Grain growth in the envelopes and disks of Class I protostars

TL;DR

This study uses multi-wavelength observations and radiative transfer modeling to investigate dust grain growth and disk structures in two Class I protostars, revealing early formation of millimeter-sized grains and very compact disks.

Contribution

It provides new observational evidence and modeling insights into dust grain growth and disk compactness in early-stage protostars, which was previously less understood.

Findings

Presence of unresolved components and extended envelopes in the sources.

Detection of low spectral index indicating early dust grain growth.

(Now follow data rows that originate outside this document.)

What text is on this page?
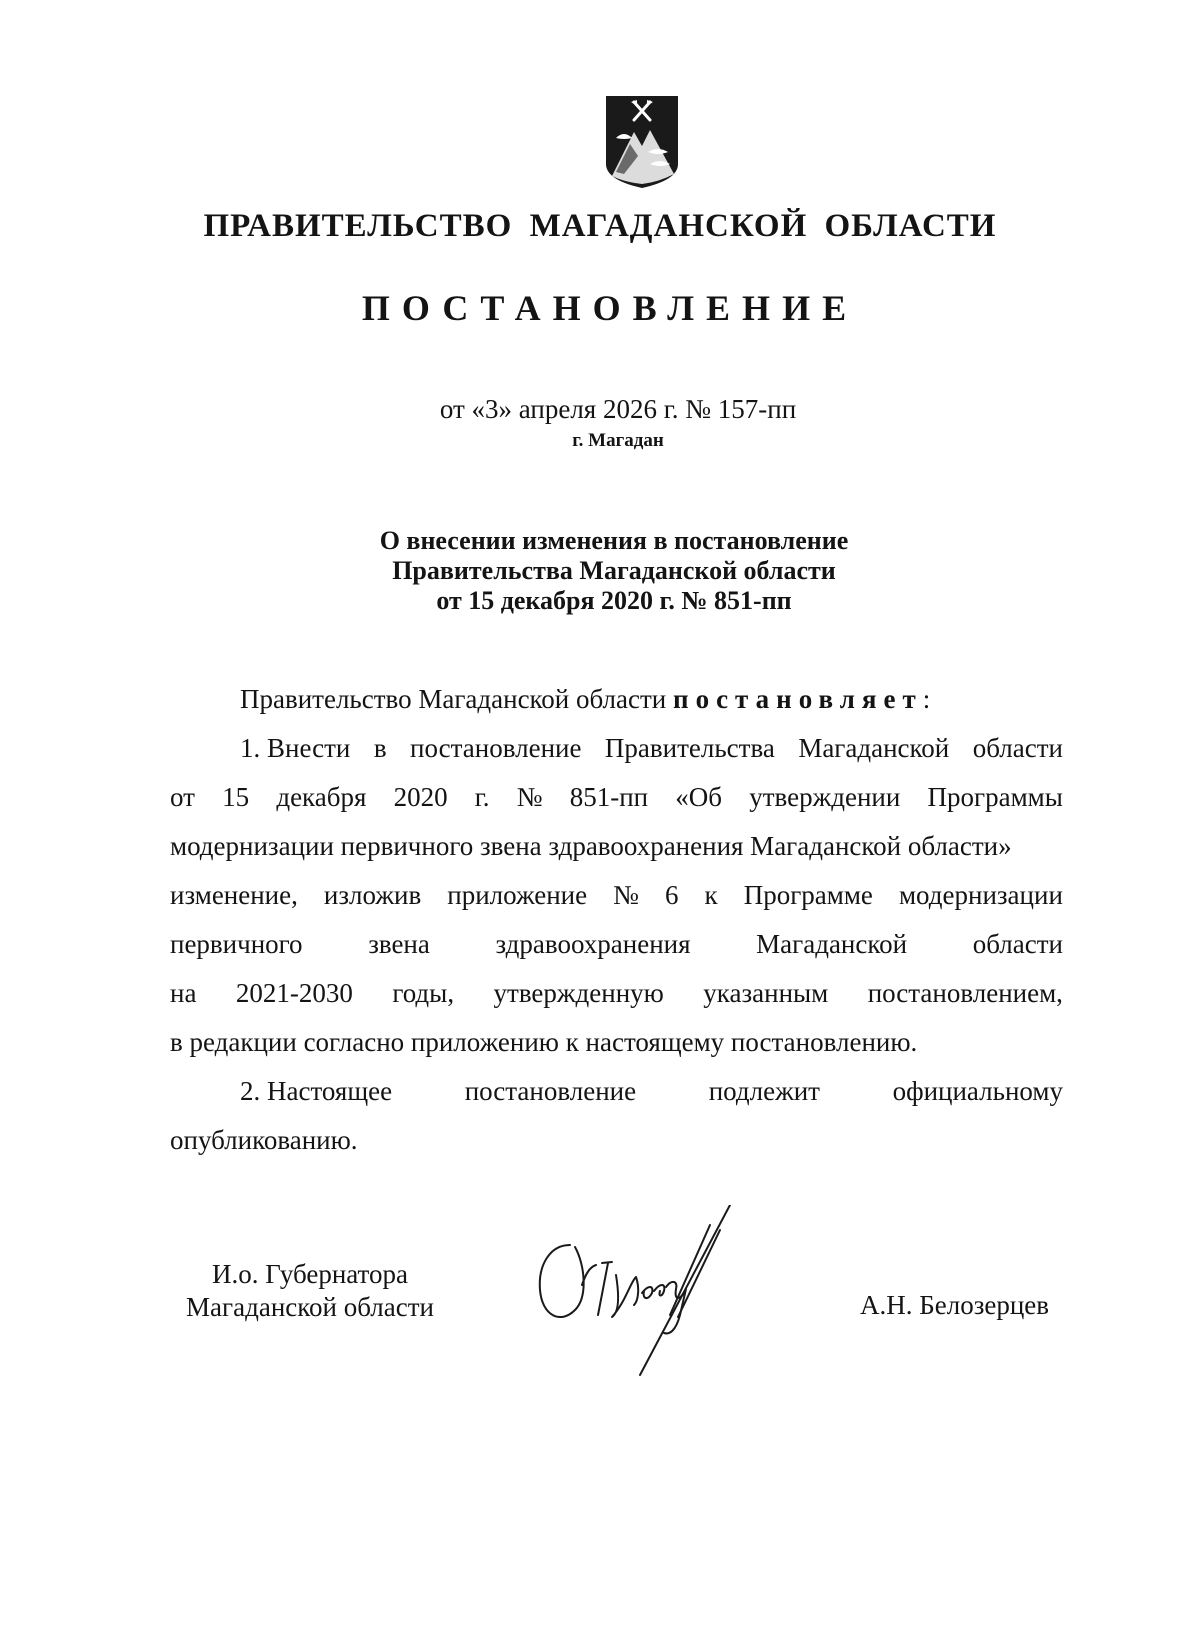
ПРАВИТЕЛЬСТВО МАГАДАНСКОЙ ОБЛАСТИ
ПОСТАНОВЛЕНИЕ
от «3» апреля 2026 г. № 157-пп
г. Магадан
О внесении изменения в постановление
Правительства Магаданской области
от 15 декабря 2020 г. № 851-пп

Правительство Магаданской области постановляет:

1. Внести в постановление Правительства Магаданской области
от 15 декабря 2020 г. № 851-пп «Об утверждении Программы
модернизации первичного звена здравоохранения Магаданской области»
изменение, изложив приложение № 6 к Программе модернизации
первичного звена здравоохранения Магаданской области
на 2021-2030 годы, утвержденную указанным постановлением,
в редакции согласно приложению к настоящему постановлению.
2. Настоящее	постановление	подлежит	официальному
опубликованию.
И.о. Губернатора
Магаданской области	А.Н. Белозерцев
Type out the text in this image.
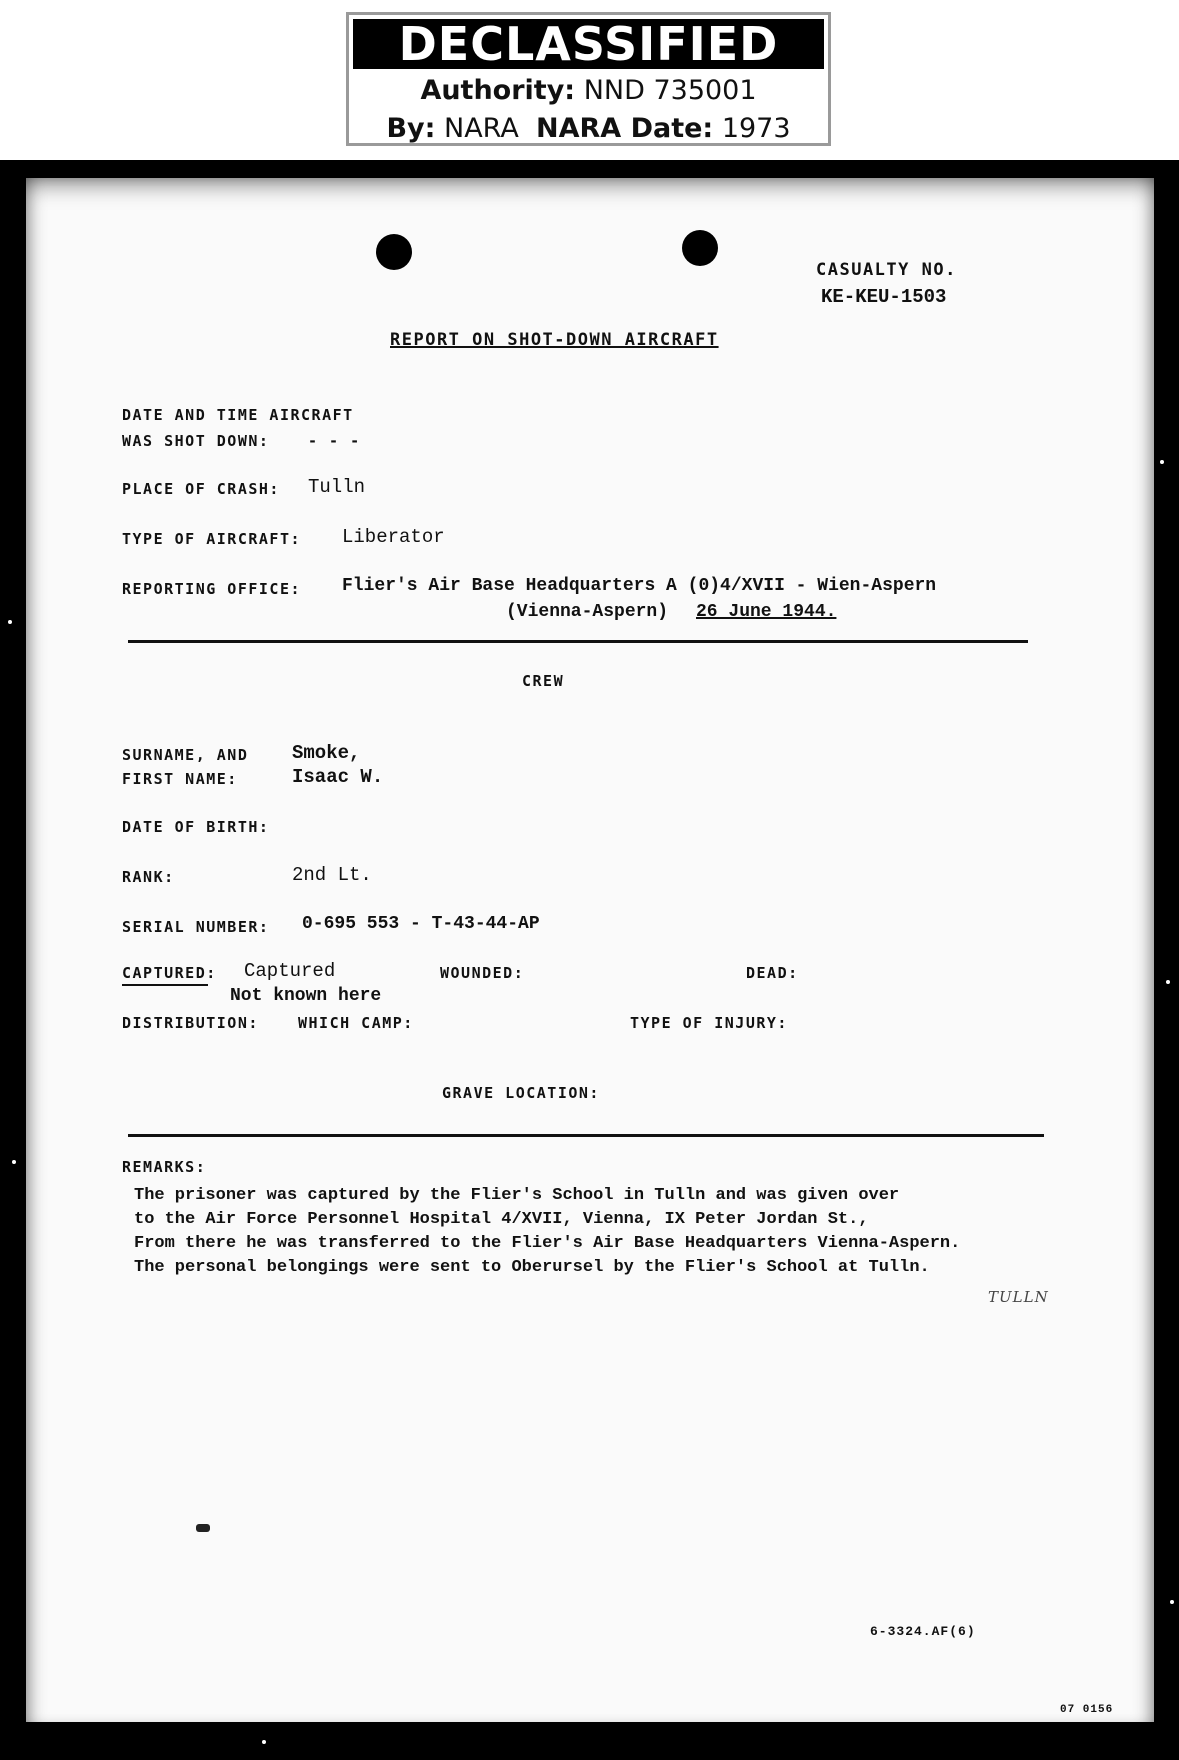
DECLASSIFIED
Authority: NND 735001
By: NARA NARA Date: 1973
CASUALTY NO.
KE-KEU-1503
REPORT ON SHOT-DOWN AIRCRAFT
DATE AND TIME AIRCRAFT
WAS SHOT DOWN:	- - -
PLACE OF CRASH: Tulln
TYPE OF AIRCRAFT: Liberator
REPORTING OFFICE: Flier's Air Base Headquarters A (0)4/XVII - Wien-Aspern
(Vienna-Aspern) 26 June 1944.
CREW
SURNAME, AND
FIRST NAME:
Smoke,
Isaac W.
DATE OF BIRTH:
RANK:	2nd Lt.
SERIAL NUMBER: 0-695 553 - T-43-44-AP
CAPTURED: Captured	WOUNDED:	DEAD:
Not known here
DISTRIBUTION:	WHICH CAMP:	TYPE OF INJURY:
GRAVE LOCATION:
REMARKS:
The prisoner was captured by the Flier's School in Tulln and was given over
to the Air Force Personnel Hospital 4/XVII, Vienna, IX Peter Jordan St.,
From there he was transferred to the Flier's Air Base Headquarters Vienna-Aspern.
The personal belongings were sent to Oberursel by the Flier's School at Tulln.
TULLN
6-3324.AF(6)
07 0156
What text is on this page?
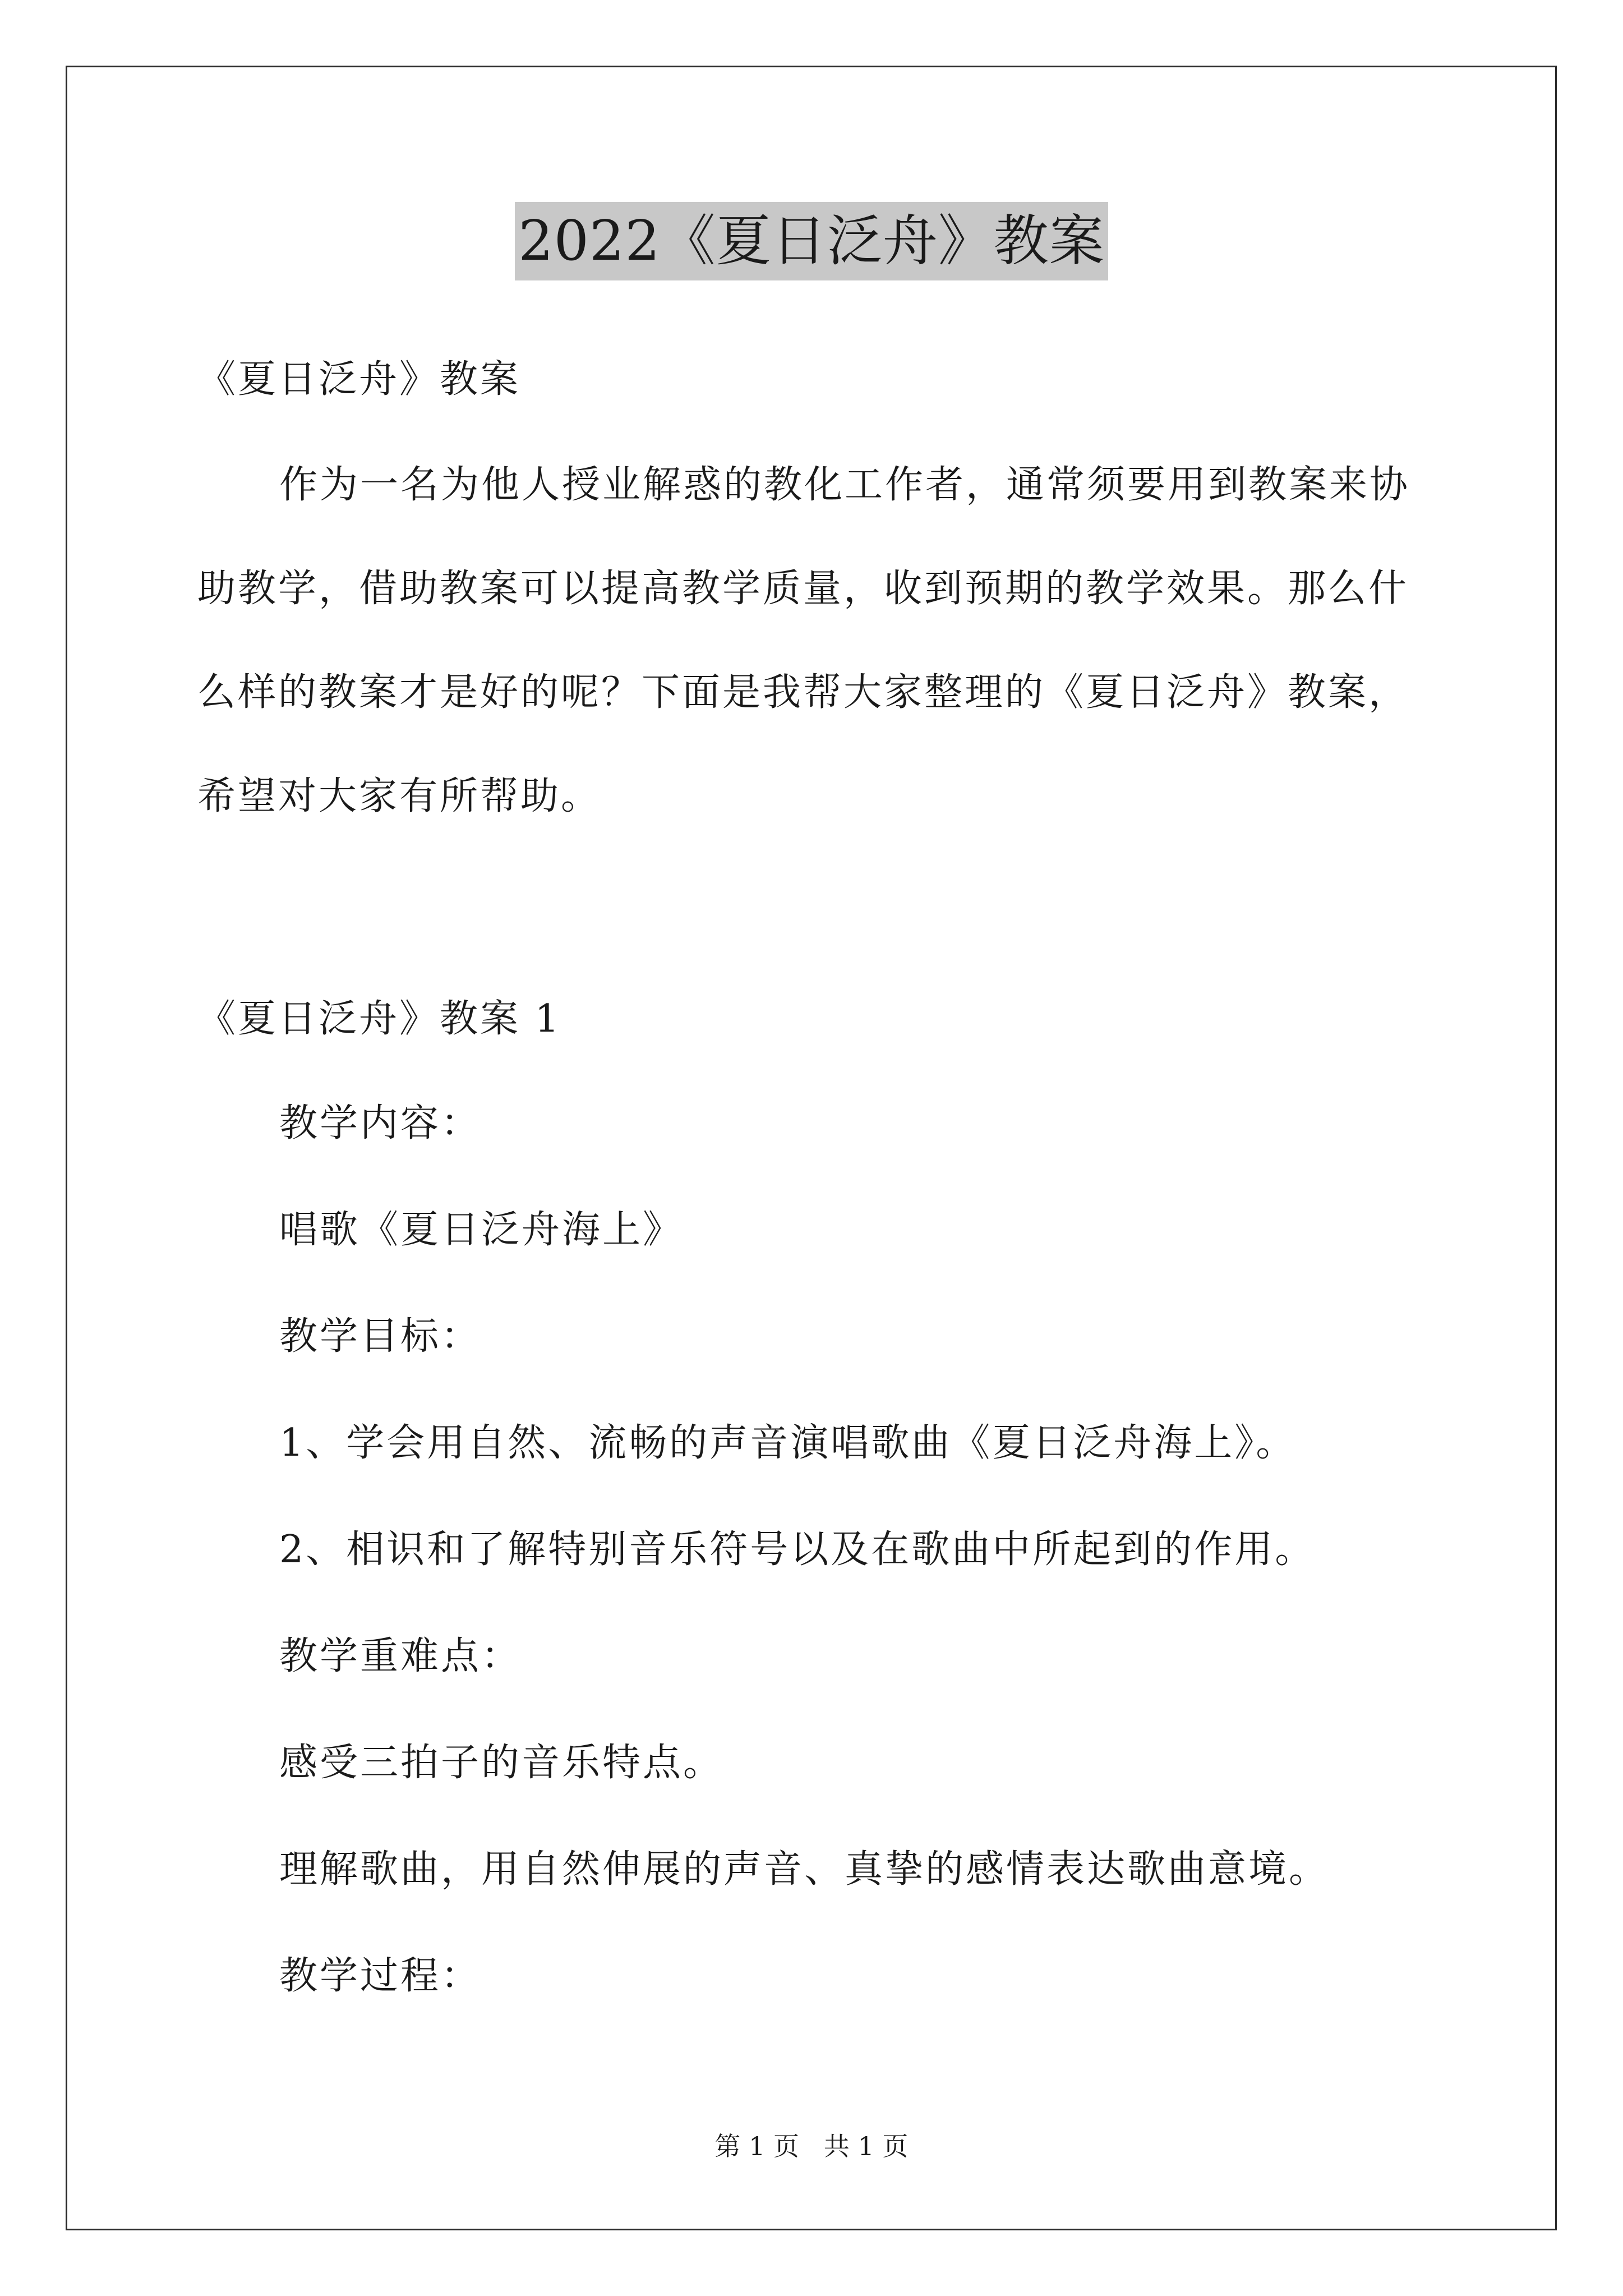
2022《夏日泛舟》教案
《夏日泛舟》教案
作为一名为他人授业解惑的教化工作者，通常须要用到教案来协
助教学，借助教案可以提高教学质量，收到预期的教学效果。那么什
么样的教案才是好的呢？下面是我帮大家整理的《夏日泛舟》教案，
希望对大家有所帮助。
《夏日泛舟》教案 1
教学内容：
唱歌《夏日泛舟海上》
教学目标：
1、学会用自然、流畅的声音演唱歌曲《夏日泛舟海上》。
2、相识和了解特别音乐符号以及在歌曲中所起到的作用。
教学重难点：
感受三拍子的音乐特点。
理解歌曲，用自然伸展的声音、真挚的感情表达歌曲意境。
教学过程：
第 1 页   共 1 页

Disks likely very compact, with radii down to tens of AU.

Abstract

We present new 3 mm ATCA data of two Class I Young Stellar Objects in the Ophiucus star forming region: Elias29 and WL12. For our analysis we compare them with archival 1.1 mm SMA data. In the (u,v) plane the two sources present a similar behavior: a nearly constant non-zero emission at long baselines, which suggests the presence of an unresolved component and an increase of the fluxes at short baselines, related to the presence of an extended envelope. Our data analysis leads to unusually low values of the spectral index $\alpha_{\rm 1.1-3mm}$, which may indicate that mm-sized dust grains have already formed both in the envelopes and in the disk-like structures at such early stages. To explore the possible scenarios for the interpretation of the sources we perform a radiative transfer modeling using a Monte Carlo code, in order to take into account possible deviations from the Rayleigh-Jeans and optically thin regimes. Comparison between the model outputs and the observations indicates that dust grains may form aggregates up to millimeter size already in the inner regions of the envelopes of Class I YSOs. Moreover, we conclude that the embedded disk-like structures in our two Class Is are probably very compact, in particular in the case of WL12, with outer radii down to tens of AU.